Distortions are frequent in Canadian politics. Still, the connection between the voting system and its manifestations seldom is drawn by the public at large. After all, taking a gander at electoral history is much like reading an encyclopedia of baseball stats.


The 1998 federal election is one of the most far-reaching democratic missteps in national history. Brian Mulroney’s conservatives campaigned almost solely on the issue of economic integration with the United States, an effort that earned them 42.9 percent of the popular vote. With the rest of the vote split between the John Turner liberals and Ed Broadbent’s New Democratic Party, the Mulroney gang secured a cushy 169 of 295 seats, quite the majority for an evident minority. A few years later, Canadians woke up in bed with NAFTA snoring like a pig and hogging all the covers.


Fate came up behind the conservatives in the next election, and they ended up swallowing the post they so recently had dashed past.
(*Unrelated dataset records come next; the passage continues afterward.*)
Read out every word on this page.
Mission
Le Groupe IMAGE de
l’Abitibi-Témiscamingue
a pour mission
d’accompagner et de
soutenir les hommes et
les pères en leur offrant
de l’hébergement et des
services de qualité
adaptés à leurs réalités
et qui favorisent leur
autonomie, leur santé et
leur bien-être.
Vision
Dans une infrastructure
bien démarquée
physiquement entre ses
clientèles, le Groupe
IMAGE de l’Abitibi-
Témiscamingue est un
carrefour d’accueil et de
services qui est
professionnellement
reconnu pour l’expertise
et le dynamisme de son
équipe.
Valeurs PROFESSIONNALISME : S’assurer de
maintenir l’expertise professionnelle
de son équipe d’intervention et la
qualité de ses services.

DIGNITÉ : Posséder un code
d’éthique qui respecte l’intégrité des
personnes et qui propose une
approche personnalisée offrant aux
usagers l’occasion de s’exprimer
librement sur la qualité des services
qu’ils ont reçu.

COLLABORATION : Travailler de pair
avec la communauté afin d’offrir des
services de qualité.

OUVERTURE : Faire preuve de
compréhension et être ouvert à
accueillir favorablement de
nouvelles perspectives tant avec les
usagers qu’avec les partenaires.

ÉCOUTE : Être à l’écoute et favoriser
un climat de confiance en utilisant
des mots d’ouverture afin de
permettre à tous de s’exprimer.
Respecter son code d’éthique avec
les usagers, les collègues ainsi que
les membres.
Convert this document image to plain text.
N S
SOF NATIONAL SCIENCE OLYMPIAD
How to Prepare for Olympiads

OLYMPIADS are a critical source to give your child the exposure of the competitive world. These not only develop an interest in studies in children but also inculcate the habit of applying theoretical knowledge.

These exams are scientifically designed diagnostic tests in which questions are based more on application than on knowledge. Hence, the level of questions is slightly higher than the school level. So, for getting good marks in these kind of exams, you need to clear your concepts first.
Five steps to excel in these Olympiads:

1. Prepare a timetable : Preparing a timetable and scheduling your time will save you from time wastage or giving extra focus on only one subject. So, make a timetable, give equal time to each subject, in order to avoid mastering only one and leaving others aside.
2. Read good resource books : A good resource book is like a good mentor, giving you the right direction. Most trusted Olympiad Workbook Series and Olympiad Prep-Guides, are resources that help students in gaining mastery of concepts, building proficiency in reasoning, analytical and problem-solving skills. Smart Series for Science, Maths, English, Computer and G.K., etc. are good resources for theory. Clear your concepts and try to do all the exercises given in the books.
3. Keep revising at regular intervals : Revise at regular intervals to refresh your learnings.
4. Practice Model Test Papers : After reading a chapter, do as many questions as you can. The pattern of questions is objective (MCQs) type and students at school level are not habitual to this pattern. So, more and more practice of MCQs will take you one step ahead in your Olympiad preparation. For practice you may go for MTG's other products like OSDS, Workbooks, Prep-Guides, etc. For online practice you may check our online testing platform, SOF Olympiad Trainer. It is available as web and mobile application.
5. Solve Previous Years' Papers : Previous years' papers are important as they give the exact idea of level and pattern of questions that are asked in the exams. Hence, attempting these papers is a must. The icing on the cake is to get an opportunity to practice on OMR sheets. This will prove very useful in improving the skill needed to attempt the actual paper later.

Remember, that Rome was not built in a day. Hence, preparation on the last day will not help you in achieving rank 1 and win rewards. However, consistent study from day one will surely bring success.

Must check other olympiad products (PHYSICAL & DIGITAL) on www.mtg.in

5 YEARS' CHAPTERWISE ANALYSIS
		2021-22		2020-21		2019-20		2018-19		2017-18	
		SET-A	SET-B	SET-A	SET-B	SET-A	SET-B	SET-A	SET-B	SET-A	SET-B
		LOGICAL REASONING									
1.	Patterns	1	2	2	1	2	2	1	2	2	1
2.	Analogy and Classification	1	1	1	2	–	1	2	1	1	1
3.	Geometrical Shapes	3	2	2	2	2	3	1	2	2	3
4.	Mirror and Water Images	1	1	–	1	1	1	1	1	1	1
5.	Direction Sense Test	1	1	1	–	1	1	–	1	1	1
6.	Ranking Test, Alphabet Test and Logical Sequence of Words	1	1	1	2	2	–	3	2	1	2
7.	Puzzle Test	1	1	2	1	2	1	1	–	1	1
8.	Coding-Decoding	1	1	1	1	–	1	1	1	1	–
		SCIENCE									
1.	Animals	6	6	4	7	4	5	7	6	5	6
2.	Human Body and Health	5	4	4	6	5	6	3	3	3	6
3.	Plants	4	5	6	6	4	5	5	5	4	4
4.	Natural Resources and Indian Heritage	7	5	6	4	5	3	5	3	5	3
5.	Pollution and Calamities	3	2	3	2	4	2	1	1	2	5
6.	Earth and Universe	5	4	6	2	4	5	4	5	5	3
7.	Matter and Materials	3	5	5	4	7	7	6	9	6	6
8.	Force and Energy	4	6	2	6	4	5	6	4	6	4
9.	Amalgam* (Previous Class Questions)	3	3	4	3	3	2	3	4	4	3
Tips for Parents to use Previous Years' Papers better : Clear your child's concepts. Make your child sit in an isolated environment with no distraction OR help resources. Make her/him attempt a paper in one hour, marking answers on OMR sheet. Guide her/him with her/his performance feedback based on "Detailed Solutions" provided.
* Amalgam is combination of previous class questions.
Canadians, reeling from a litany of Mulroney imbroglios, punished the conservatives with 16 percent of the popular vote. Sadly, this only translated into two seats, a distorted slap that helped set the party spiraling to its recent demise. While the conservatives were relegated to the parliamentary hinterlands, the Bloc Quebecois, who only got 13 percent of the popular vote, scored 54 seats. The Reform Party, with 19 percent, got 52 seats. And then there are the liberals, who garnered 41 percent of the popular vote and wound up sitting tight with 177 seats. The story breaks down region by region with the Canadian Alliance generally over-representing the West and the liberals doing the same in Central Canada.


“It would be an advancement for the Canadian people to have some sort of proportional representation system,” said the Figueroa of the Communist Party of Canada. “For a certain segment of the population that’s much more disposed to supporting left policies.”


Proportional representation is a voting model used with variations by around 75 of the world’s democracies, including other former British colonies. Behind it is the not-so-radical theory that a percentage of the popular vote should translate into the same percentage of seats in the legislature. Federally, the thrust for electoral reform is coming from the New Democratic Party, and it’s a proportional representation system they’re pushing for. In 2003, New Democrat Lorne Nystrom called on the government to hold a referendum within a year asking Canadians if they wish to replace the current voting system with proportional representation by 2006. It was the first vote on the issue in 80 years. The motion was defeated 145 to 76, but it attracted strong support from the Canadian Alliance and the Bloc Quebecois.


While the alliance has adopted policy that aims to improve the voting system, the New Democratic Party is the only party to slot the issue into their election platform. Under a New Democratic government, Canadians would be faced first with a referendum asking if the system should be overhauled, then another seeking the favored replacement model.


“We think that our democratic system is in serious decline and one of the reasons why is that people's votes don't end up being represented by people in Parliament,” said New Democratic Party leader Jack Layton. “So they've moved away from the political system. That's something that we believe needs to change.


“[Electoral reform] may not be the issue most important to Canadians, but it's the condition that'll allow the issues that are most important to Canadians to be addressed.”


Were it to be addressed according to the design of the New Democratic Party, political logistics would undergo a slight makeover. Depending on what proportional representation system Canadians vote for, the country’s 301 ridings could be amassed into one, provinces could become ridings, or the whole system otherwise could be divided into larger constituencies, each with several representatives. Or, as in Germany, the original riding map could be left in place with seats added to the House for proportional representation electives; this is the system favored by the New Democratic Party.